Privacy Filter does not support configuring label policies dynamically at runtime; instead changing policies requires further finetuning of the model. The native label set and associated decision boundaries may not be appropriate for every use case. For example, the model's training policy aims to prioritize personal identifiers, often preserving context that is not strongly person-linked by design; some users may want to adjust this choice.
Performance may drop on non-English text, non-Latin scripts, protected-group naming patterns, or domains that are out of distribution compared to model training.
Failure Modes
Like all models, Privacy Filter can make mistakes, such as: under-detection of uncommon personal names, regional naming conventions, initials, honorific-heavy references, or domain-specific identifiers; over-redaction of public entities, organizations, locations, or common nouns when local context is ambiguous; fragmented or shifted span boundaries in mixed-format text, long documents, or text with heavy punctuation and layout artifacts; missed secrets for novel credential formats, project-specific token patterns, or secrets split across surrounding syntax; and over-redaction of benign high-entropy strings, placeholders, hashes, sample credentials, or synthetic examples that resemble secrets.
These limitations can interact with demographic, regional, and domain variation. For example, names and identifiers that are underrepresented in training data, or that follow conventions different from the dominant training distribution, may be more likely to be missed or inconsistently bounded.
High-Risk Deployment Caution
Additional caution is warranted in high-sensitivity settings such as medical, legal, financial, human resources, education, and government workflows.
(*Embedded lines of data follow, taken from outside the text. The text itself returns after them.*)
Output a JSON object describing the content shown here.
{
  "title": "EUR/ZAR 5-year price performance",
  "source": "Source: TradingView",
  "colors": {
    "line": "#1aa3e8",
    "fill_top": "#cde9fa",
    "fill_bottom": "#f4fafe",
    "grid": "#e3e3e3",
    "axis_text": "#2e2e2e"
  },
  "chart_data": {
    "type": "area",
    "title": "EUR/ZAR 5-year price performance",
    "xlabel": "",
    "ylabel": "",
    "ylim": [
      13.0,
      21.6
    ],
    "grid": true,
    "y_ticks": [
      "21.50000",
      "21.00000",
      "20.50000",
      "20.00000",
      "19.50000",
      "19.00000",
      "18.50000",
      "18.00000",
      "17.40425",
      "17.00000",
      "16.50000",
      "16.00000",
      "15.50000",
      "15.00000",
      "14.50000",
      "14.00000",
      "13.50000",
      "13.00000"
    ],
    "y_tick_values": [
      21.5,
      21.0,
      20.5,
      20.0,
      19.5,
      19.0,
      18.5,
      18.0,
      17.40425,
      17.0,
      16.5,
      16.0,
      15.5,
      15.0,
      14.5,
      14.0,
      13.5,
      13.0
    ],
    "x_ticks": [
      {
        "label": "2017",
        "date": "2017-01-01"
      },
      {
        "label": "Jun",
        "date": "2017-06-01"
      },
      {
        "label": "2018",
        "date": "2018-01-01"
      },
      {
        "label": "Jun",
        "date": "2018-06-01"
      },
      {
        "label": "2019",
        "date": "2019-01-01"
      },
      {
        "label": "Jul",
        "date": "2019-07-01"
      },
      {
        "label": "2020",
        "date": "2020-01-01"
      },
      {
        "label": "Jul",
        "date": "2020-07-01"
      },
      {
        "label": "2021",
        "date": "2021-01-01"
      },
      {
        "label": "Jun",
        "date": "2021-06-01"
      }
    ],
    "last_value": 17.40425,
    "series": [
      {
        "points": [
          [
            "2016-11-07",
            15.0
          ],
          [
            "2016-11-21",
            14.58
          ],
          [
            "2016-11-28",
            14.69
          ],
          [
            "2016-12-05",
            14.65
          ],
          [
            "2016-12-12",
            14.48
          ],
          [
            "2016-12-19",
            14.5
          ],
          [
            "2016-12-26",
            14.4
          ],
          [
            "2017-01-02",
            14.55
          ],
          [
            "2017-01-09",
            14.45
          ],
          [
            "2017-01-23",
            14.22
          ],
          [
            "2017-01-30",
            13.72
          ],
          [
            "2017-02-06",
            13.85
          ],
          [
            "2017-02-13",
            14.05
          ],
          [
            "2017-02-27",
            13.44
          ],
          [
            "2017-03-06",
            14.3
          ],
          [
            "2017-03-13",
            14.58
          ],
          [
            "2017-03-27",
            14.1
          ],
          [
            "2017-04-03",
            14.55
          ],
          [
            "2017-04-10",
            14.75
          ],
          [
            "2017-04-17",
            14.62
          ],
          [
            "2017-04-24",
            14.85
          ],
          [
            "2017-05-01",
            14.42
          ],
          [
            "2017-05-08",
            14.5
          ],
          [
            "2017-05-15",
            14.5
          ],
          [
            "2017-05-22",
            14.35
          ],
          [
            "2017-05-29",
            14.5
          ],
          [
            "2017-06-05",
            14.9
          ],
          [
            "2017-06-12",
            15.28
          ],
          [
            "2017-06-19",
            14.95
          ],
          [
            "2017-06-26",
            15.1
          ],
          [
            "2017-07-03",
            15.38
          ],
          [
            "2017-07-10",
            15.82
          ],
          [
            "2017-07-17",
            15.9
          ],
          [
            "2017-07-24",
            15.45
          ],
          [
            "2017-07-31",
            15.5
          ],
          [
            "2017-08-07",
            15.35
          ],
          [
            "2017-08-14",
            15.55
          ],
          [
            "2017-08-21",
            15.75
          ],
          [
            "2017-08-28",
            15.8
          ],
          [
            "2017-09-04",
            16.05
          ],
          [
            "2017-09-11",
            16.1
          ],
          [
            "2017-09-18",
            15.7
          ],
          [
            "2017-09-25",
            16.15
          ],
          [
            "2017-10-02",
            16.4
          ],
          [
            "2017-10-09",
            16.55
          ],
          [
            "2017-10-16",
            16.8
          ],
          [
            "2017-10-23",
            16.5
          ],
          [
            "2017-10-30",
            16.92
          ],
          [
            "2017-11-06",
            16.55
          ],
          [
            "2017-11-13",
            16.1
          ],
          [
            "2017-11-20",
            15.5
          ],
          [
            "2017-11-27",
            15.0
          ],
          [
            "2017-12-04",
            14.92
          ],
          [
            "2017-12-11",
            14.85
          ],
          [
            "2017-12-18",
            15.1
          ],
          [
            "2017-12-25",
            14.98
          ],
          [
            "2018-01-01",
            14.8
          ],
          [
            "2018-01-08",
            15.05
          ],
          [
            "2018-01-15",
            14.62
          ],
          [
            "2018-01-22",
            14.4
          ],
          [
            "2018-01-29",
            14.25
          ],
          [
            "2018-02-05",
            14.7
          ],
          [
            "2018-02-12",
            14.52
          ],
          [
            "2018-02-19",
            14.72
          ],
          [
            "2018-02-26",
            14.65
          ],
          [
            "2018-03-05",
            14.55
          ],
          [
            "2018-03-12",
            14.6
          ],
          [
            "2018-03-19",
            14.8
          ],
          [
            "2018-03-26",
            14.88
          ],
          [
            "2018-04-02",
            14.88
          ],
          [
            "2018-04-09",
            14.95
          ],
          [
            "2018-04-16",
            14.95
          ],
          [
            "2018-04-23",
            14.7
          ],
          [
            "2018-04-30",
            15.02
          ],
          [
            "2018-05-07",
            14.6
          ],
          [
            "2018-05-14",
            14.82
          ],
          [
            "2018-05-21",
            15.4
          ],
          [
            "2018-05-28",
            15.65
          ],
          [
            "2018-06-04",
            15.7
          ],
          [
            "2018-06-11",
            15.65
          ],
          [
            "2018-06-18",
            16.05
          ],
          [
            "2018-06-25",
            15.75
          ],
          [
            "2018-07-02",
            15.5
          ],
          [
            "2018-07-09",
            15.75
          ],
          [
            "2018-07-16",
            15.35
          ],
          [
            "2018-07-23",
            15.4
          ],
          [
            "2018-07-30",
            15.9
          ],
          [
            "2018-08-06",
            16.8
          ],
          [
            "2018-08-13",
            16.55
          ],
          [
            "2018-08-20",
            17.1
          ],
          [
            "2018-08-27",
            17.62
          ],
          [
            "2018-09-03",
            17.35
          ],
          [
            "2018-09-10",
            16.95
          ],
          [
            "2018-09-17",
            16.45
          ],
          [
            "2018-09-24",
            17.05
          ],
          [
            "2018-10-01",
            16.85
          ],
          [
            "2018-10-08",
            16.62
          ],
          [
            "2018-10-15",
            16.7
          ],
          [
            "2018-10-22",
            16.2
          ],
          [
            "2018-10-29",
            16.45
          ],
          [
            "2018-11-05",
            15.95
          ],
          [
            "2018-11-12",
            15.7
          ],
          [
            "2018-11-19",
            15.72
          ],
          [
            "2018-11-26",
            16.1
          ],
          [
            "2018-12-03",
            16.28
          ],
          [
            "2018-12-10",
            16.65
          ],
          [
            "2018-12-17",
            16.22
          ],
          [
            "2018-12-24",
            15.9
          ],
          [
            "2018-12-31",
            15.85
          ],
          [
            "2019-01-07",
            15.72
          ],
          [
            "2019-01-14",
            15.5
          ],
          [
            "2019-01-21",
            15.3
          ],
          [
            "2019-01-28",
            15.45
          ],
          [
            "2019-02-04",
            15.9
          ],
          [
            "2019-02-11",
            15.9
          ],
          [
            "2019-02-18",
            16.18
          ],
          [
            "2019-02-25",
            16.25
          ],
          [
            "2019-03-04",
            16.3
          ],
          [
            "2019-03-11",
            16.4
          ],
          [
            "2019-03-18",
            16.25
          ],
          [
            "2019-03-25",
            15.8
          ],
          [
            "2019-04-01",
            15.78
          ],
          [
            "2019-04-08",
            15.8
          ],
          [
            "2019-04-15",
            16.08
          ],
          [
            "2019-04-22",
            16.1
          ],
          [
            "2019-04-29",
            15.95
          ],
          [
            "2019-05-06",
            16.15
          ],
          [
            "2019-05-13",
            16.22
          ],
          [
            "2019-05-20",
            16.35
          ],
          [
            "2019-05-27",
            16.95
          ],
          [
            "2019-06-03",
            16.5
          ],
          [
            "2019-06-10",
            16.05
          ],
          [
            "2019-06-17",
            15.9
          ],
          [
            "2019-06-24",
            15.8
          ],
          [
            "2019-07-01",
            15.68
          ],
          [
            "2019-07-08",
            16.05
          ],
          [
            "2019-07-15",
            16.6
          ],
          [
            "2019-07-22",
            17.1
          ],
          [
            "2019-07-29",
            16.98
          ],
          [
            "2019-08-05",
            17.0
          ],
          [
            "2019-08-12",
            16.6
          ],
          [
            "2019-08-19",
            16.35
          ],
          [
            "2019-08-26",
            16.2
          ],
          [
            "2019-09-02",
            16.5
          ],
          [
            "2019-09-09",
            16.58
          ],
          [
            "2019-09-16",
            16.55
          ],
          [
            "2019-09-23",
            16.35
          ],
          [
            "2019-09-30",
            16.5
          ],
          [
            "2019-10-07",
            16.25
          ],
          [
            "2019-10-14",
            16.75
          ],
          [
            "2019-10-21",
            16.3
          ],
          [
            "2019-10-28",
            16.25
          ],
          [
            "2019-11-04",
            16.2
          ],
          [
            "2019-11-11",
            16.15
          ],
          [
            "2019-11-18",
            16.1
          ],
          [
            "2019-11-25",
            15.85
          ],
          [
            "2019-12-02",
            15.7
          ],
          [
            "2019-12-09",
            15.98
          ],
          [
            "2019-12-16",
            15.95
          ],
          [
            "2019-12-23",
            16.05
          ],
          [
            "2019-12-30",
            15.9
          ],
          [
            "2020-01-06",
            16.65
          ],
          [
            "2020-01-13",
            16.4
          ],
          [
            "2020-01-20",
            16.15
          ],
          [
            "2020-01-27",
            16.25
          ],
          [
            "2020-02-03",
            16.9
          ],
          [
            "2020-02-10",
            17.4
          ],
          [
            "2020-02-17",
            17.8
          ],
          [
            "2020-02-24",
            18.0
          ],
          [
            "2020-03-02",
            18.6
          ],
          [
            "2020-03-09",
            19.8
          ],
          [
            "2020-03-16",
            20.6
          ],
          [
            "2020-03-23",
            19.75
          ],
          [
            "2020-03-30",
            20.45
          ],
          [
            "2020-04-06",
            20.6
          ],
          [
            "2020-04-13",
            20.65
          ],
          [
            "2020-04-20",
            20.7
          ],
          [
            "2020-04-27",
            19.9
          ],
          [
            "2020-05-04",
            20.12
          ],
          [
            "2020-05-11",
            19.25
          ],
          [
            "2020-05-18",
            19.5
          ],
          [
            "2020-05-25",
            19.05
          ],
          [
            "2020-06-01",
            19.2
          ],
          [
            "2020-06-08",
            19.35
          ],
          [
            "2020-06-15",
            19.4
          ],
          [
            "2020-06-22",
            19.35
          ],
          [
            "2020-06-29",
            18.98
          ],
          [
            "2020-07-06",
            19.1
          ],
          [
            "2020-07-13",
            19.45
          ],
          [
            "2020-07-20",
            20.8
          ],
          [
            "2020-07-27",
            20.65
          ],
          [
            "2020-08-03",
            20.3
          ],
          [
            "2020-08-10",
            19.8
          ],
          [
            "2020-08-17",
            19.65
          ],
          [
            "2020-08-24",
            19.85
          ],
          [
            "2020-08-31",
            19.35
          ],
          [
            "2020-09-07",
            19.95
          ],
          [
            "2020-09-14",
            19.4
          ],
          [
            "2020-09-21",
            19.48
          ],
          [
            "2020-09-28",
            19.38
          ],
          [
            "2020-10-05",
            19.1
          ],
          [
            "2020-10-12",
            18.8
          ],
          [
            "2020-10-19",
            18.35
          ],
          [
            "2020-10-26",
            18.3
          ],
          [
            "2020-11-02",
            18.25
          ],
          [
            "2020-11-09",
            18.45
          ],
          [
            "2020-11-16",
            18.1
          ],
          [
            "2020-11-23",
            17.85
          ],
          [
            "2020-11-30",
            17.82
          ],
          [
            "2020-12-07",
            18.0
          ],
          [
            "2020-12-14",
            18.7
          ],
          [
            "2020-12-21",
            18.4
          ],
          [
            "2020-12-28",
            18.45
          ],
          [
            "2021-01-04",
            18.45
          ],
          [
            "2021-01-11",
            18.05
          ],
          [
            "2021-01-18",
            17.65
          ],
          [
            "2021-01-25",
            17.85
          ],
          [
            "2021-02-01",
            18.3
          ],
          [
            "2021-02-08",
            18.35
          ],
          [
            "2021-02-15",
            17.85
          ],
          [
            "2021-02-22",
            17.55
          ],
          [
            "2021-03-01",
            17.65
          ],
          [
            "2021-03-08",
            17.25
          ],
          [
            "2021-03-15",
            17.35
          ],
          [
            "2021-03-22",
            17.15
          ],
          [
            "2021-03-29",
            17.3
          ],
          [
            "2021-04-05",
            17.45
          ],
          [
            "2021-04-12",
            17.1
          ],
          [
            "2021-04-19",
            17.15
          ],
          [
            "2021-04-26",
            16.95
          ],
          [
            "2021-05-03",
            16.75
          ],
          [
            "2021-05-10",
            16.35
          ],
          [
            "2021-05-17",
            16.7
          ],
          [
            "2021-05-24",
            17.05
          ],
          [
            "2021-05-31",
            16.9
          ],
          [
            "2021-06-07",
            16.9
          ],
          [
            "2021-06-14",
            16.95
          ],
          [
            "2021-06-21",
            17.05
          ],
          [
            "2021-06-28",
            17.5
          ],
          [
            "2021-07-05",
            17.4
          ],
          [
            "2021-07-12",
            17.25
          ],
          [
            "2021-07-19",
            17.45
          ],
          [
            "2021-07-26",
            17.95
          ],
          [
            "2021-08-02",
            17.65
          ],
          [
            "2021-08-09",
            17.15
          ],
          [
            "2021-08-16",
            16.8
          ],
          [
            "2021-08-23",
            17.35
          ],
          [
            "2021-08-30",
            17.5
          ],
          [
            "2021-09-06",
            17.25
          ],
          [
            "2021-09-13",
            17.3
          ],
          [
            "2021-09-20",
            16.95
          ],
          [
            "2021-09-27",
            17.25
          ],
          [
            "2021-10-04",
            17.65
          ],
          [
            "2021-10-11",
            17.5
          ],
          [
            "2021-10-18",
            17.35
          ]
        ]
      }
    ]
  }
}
In these settings, both false negatives and false positives can be costly: missed spans may expose sensitive information, while excess masking can remove material context needed for review, auditing, or downstream decision-making.
Recommendations
- Use Privacy Filter as part of a holistic privacy-by-design approach, not as a blanket anonymization claim.
- Evaluate in-domain with local policy references before production.
- Use task-specific fine-tuning when policy differs from base boundaries.
- Keep human review paths for high-sensitivity workflows.